The National Archives' Internal Security Oversight Office (ISOO) has completed its audit of the (formerly-secret) reclassification program conducted over the past several years, and released its
report yesterday. The audit uncovered evidence that 25,315 records were reclassified under the program - of a sample of those, 24% were found to fall under the category "clearly inappropriate for continued classification," and another 12% were "questionable."
"In one re-review effort," the audit reports, "the Central Intelligence Agency (CIA) withdrew a considerable number of purely unclassified records in order to obfuscate the classified equity that the agency was intent on protecting. Included in the inappropriate category above, at least 12 percent of the records sampled had apparently been properly declassified, but were later improperly reclassified."
While the report concludes that reclassification was appropriate "anywhere from 50 percent to 98 percent of the time" (differing from review to review), "Even when a withdrawn record met the standard for continued classification, in a number of instances we believe insufficient judgment was applied to the decision to withdraw the record from public access."
Responding to the audit, Archivist of the United States Allen Weinstein released a lengthy
statement, calling the percentage of improperly-reclassifed documents "stunning[ly] large," adding "In short, more than one of every three documents removed from the open shelves and barred to researchers should not have been tampered with." Of the CIA's reclassifying records in order to keep other records hidden, Weinstein said "That practice, which undermined NARA's basic mission to preserve the authenticity of files under our stewardship, must never be repeated."
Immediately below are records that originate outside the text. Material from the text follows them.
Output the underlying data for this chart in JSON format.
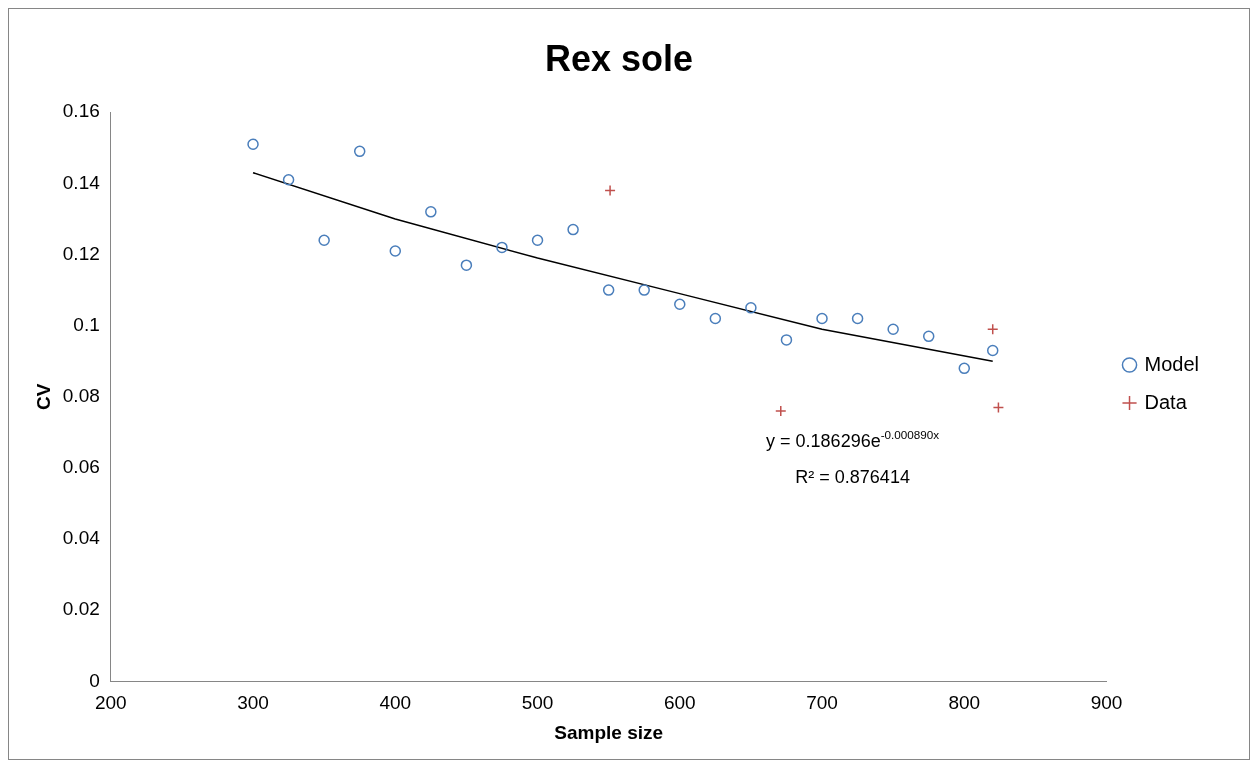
{
  "chart_data": {
    "type": "scatter",
    "title": "Rex sole",
    "xlabel": "Sample size",
    "ylabel": "CV",
    "xlim": [
      200,
      900
    ],
    "xticks": [
      200,
      300,
      400,
      500,
      600,
      700,
      800,
      900
    ],
    "ylim": [
      0,
      0.16
    ],
    "yticks": [
      0,
      0.02,
      0.04,
      0.06,
      0.08,
      0.1,
      0.12,
      0.14,
      0.16
    ],
    "grid": false,
    "legend": "right",
    "series": [
      {
        "name": "Model",
        "color": "#4a7ebb",
        "marker": "circle",
        "x": [
          300,
          325,
          350,
          375,
          400,
          425,
          450,
          475,
          500,
          525,
          550,
          575,
          600,
          625,
          650,
          675,
          700,
          725,
          750,
          775,
          800,
          820
        ],
        "values": [
          0.151,
          0.141,
          0.124,
          0.149,
          0.121,
          0.132,
          0.117,
          0.122,
          0.124,
          0.127,
          0.11,
          0.11,
          0.106,
          0.102,
          0.105,
          0.096,
          0.102,
          0.102,
          0.099,
          0.097,
          0.088,
          0.093
        ]
      },
      {
        "name": "Data",
        "color": "#c0504d",
        "marker": "cross",
        "x": [
          551,
          671,
          820,
          824
        ],
        "values": [
          0.138,
          0.076,
          0.099,
          0.077
        ]
      },
      {
        "type": "line",
        "color": "#000000",
        "marker": "none",
        "line_style": "solid",
        "x": [
          300,
          400,
          500,
          600,
          700,
          820
        ],
        "values": [
          0.143,
          0.13,
          0.119,
          0.109,
          0.099,
          0.09
        ]
      }
    ],
    "annotations": [
      "y = 0.186296e$^{-0.000890x}$",
      "R² = 0.876414"
    ]
  }
}
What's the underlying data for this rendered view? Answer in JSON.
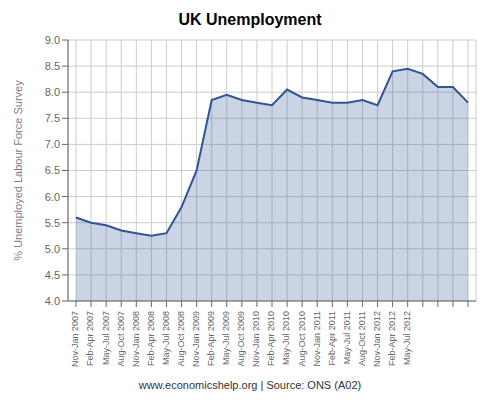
{
  "chart_data": {
    "type": "area",
    "title": "UK Unemployment",
    "ylabel": "% Unemployed Labour Force Survey",
    "footer": "www.economicshelp.org | Source: ONS (A02)",
    "categories": [
      "Nov-Jan 2007",
      "Feb-Apr 2007",
      "May-Jul 2007",
      "Aug-Oct 2007",
      "Nov-Jan 2008",
      "Feb-Apr 2008",
      "May-Jul 2008",
      "Aug-Oct 2008",
      "Nov-Jan 2009",
      "Feb-Apr 2009",
      "May-Jul 2009",
      "Aug-Oct 2009",
      "Nov-Jan 2010",
      "Feb-Apr 2010",
      "May-Jul 2010",
      "Aug-Oct 2010",
      "Nov-Jan 2011",
      "Feb-Apr 2011",
      "May-Jul 2011",
      "Aug-Oct 2011",
      "Nov-Jan 2012",
      "Feb-Apr 2012",
      "May-Jul 2012",
      null,
      null,
      null,
      null
    ],
    "values": [
      5.6,
      5.5,
      5.45,
      5.35,
      5.3,
      5.25,
      5.3,
      5.8,
      6.5,
      7.85,
      7.95,
      7.85,
      7.8,
      7.75,
      8.05,
      7.9,
      7.85,
      7.8,
      7.8,
      7.85,
      7.75,
      8.4,
      8.45,
      8.35,
      8.1,
      8.1,
      7.8
    ],
    "color": "#2f5597",
    "ylim": [
      4,
      9
    ],
    "yticks": [
      {
        "value": 4,
        "label": "4.0"
      },
      4.5,
      {
        "value": 5,
        "label": "5.0"
      },
      5.5,
      {
        "value": 6,
        "label": "6.0"
      },
      6.5,
      {
        "value": 7,
        "label": "7.0"
      },
      7.5,
      {
        "value": 8,
        "label": "8.0"
      },
      8.5,
      {
        "value": 9,
        "label": "9.0"
      }
    ],
    "grid": true
  }
}
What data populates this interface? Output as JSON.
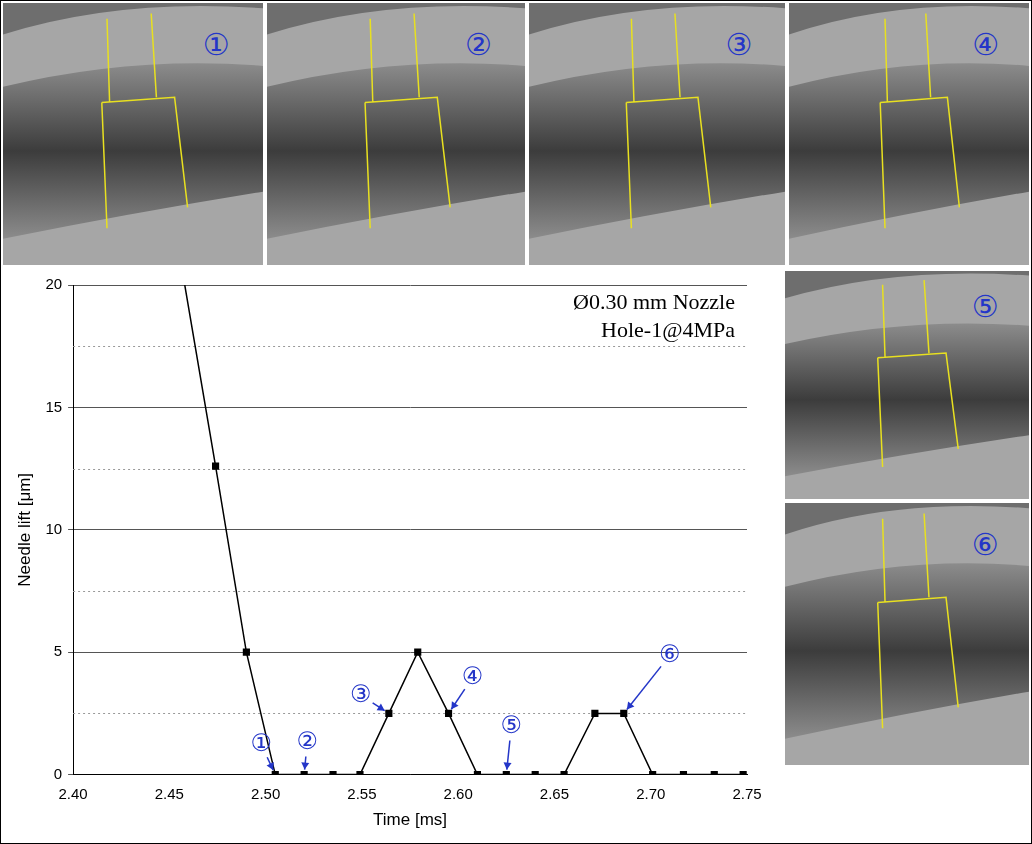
{
  "chart_data": {
    "type": "line",
    "x_label": "Time [ms]",
    "y_label": "Needle lift [μm]",
    "annotations_text": [
      "Ø0.30 mm Nozzle",
      "Hole-1@4MPa"
    ],
    "x": [
      2.458,
      2.474,
      2.49,
      2.505,
      2.52,
      2.535,
      2.549,
      2.564,
      2.579,
      2.595,
      2.61,
      2.625,
      2.64,
      2.655,
      2.671,
      2.686,
      2.701,
      2.717,
      2.733,
      2.748
    ],
    "values": [
      20,
      12.6,
      5.0,
      0,
      0,
      0,
      0,
      2.5,
      5.0,
      2.5,
      0,
      0,
      0,
      0,
      2.5,
      2.5,
      0,
      0,
      0,
      0
    ],
    "color": "#000000",
    "marker": "square",
    "line_style": "solid",
    "xlim": [
      2.4,
      2.75
    ],
    "xticks": [
      {
        "value": 2.4,
        "label": "2.40"
      },
      {
        "value": 2.45,
        "label": "2.45"
      },
      {
        "value": 2.5,
        "label": "2.50"
      },
      {
        "value": 2.55,
        "label": "2.55"
      },
      {
        "value": 2.6,
        "label": "2.60"
      },
      {
        "value": 2.65,
        "label": "2.65"
      },
      {
        "value": 2.7,
        "label": "2.70"
      },
      {
        "value": 2.75,
        "label": "2.75"
      }
    ],
    "ylim": [
      0,
      20
    ],
    "yticks": [
      0,
      5,
      10,
      15,
      20
    ],
    "minor_yticks": [
      2.5,
      7.5,
      12.5,
      17.5
    ],
    "grid": true,
    "point_annotations": [
      {
        "text": "①",
        "x": 2.505,
        "y": 0
      },
      {
        "text": "②",
        "x": 2.52,
        "y": 0
      },
      {
        "text": "③",
        "x": 2.564,
        "y": 2.5
      },
      {
        "text": "④",
        "x": 2.595,
        "y": 2.5
      },
      {
        "text": "⑤",
        "x": 2.625,
        "y": 0
      },
      {
        "text": "⑥",
        "x": 2.686,
        "y": 2.5
      }
    ],
    "photo_panels": [
      "①",
      "②",
      "③",
      "④",
      "⑤",
      "⑥"
    ]
  }
}
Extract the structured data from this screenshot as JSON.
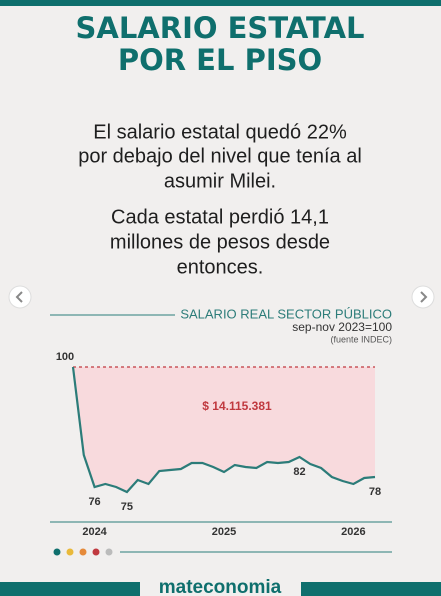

Weinstein went on to announce a series of six directives in response to the audit:
- New guidelines for agencies engaged in any reclassification efforts, which establish "standardized procedures that will ensure that withdrawal of records from public access are rare, are conducted in collaboration with NARA, and take place only when continued public access to a record would cause serious, demonstrable damage to national security."
- An effort to work "with the agencies involved to ensure that documents removed erroneously or improperly from open shelves at the National Archives will be restored to public access as expeditiously as possible."
- The formation of a National Declassification Initiative, intended to reduce a severe backlog of files marked for declassification and make them available.
- Appointment of "a team to undertake a longer-term analysis of how NARA processes the classified material in its custody."
- Recommendation for "an appropriation to be used to expedite processing of classified files, both paper and electronic, in order to begin reducing the unconscionable backlog of unprocessed documents due to funding shortfalls."
In a press conference, Weinstein commented "We're in the access business, not the classification business" as he announced these new measures.
This is a good start from NARA. Weinstein has conducted himself admirably throughout this process, and it is my hope that the Archives will manage to hold its ground here. As I've said before, of course I agree that materials should remain classified if their release would harm national security; but reclassification for its own sake makes no sense. Weinstein's responses seem appropriate to the situation, but as one researcher noted yesterday "It's too early to say whether this will solve the problem, but it brings the matter out into the open where it belongs."
The
NYTimes,
WaPo, and
LATimes all have coverage of this story today.